Lui-même l’aimait, sans vouloir encore se l’avouer. Cependant, quel nom donner à cet envahissement de sa pensée, à ces furieux désirs qui frémissaient en lui.

– Ah!… n’importe, s’écria-t-il, je la veux… Oui, je la veux et je l’aurai.

En conséquence, il se mit à étudier le côté politique et stratégique de l’entreprise, avec la sagacité d’une expérience souvent mise à l’épreuve.

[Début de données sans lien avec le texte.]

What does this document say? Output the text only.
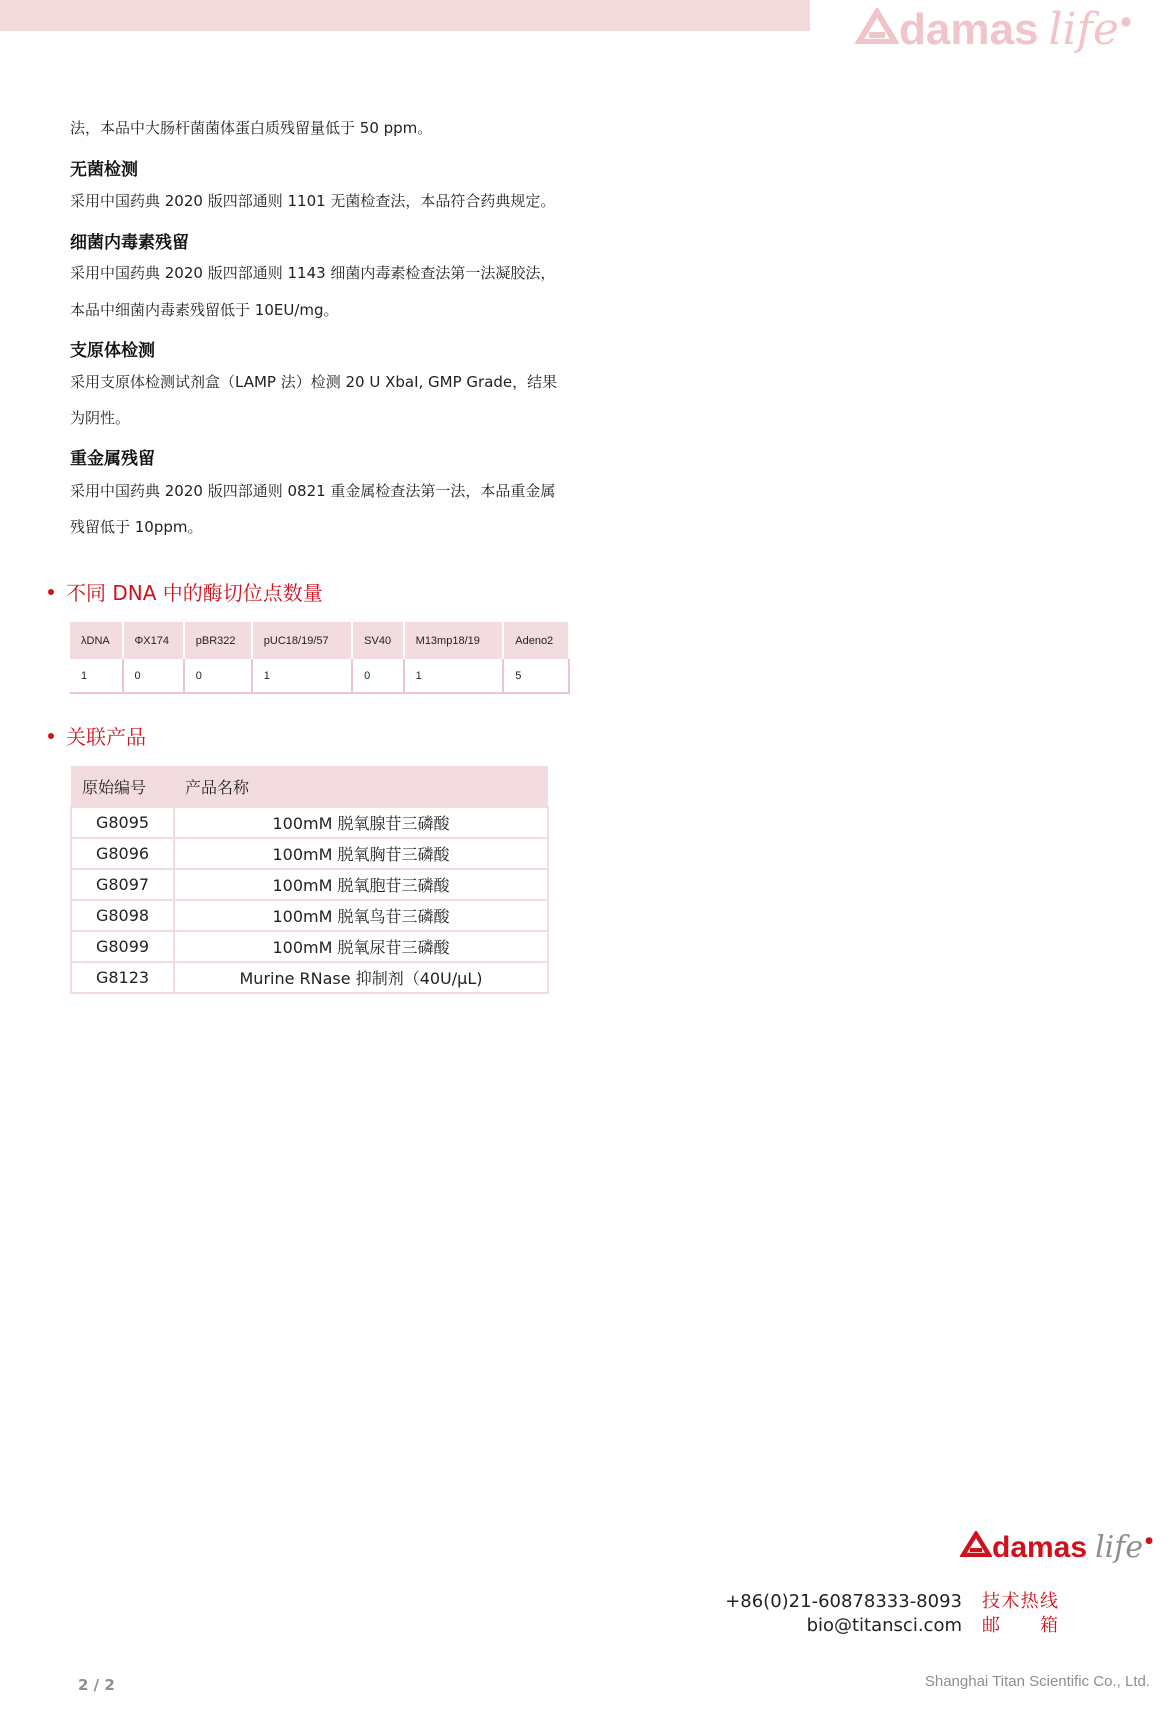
damas life ●
法，本品中大肠杆菌菌体蛋白质残留量低于 50 ppm。
无菌检测
采用中国药典 2020 版四部通则 1101 无菌检查法，本品符合药典规定。
细菌内毒素残留
采用中国药典 2020 版四部通则 1143 细菌内毒素检查法第一法凝胶法，
本品中细菌内毒素残留低于 10EU/mg。
支原体检测
采用支原体检测试剂盒（LAMP 法）检测 20 U XbaI, GMP Grade，结果
为阴性。
重金属残留
采用中国药典 2020 版四部通则 0821 重金属检查法第一法，本品重金属
残留低于 10ppm。
不同 DNA 中的酶切位点数量
λDNA	ΦX174	pBR322	pUC18/19/57	SV40	M13mp18/19	Adeno2
1	0	0	1	0	1	5
关联产品
原始编号	产品名称
G8095	100mM 脱氧腺苷三磷酸
G8096	100mM 脱氧胸苷三磷酸
G8097	100mM 脱氧胞苷三磷酸
G8098	100mM 脱氧鸟苷三磷酸
G8099	100mM 脱氧尿苷三磷酸
G8123	Murine RNase 抑制剂（40U/μL)
damas life ●
+86(0)21-60878333-8093 技术热线
bio@titansci.com 邮箱
2 / 2	Shanghai Titan Scientific Co., Ltd.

Son début, force lui était d’en convenir, n’avait été ni heureux ni adroit.

– C’est mon père, murmurait-il, qui me vaut cette école… Comment, moi qui le connais, ai-je pu prendre ses rêveries pour des réalités!…

Il est sûr que l’épreuve qu’il venait de tenter était faite pour porter la lumière dans son esprit. Hommages et argent avaient été repoussés. Si Marie-Anne avait entendu avec une visible horreur ses déclarations déguisées, M. Lacheneur avait accueilli plus que froidement ses avances et l’offre d’une véritable fortune.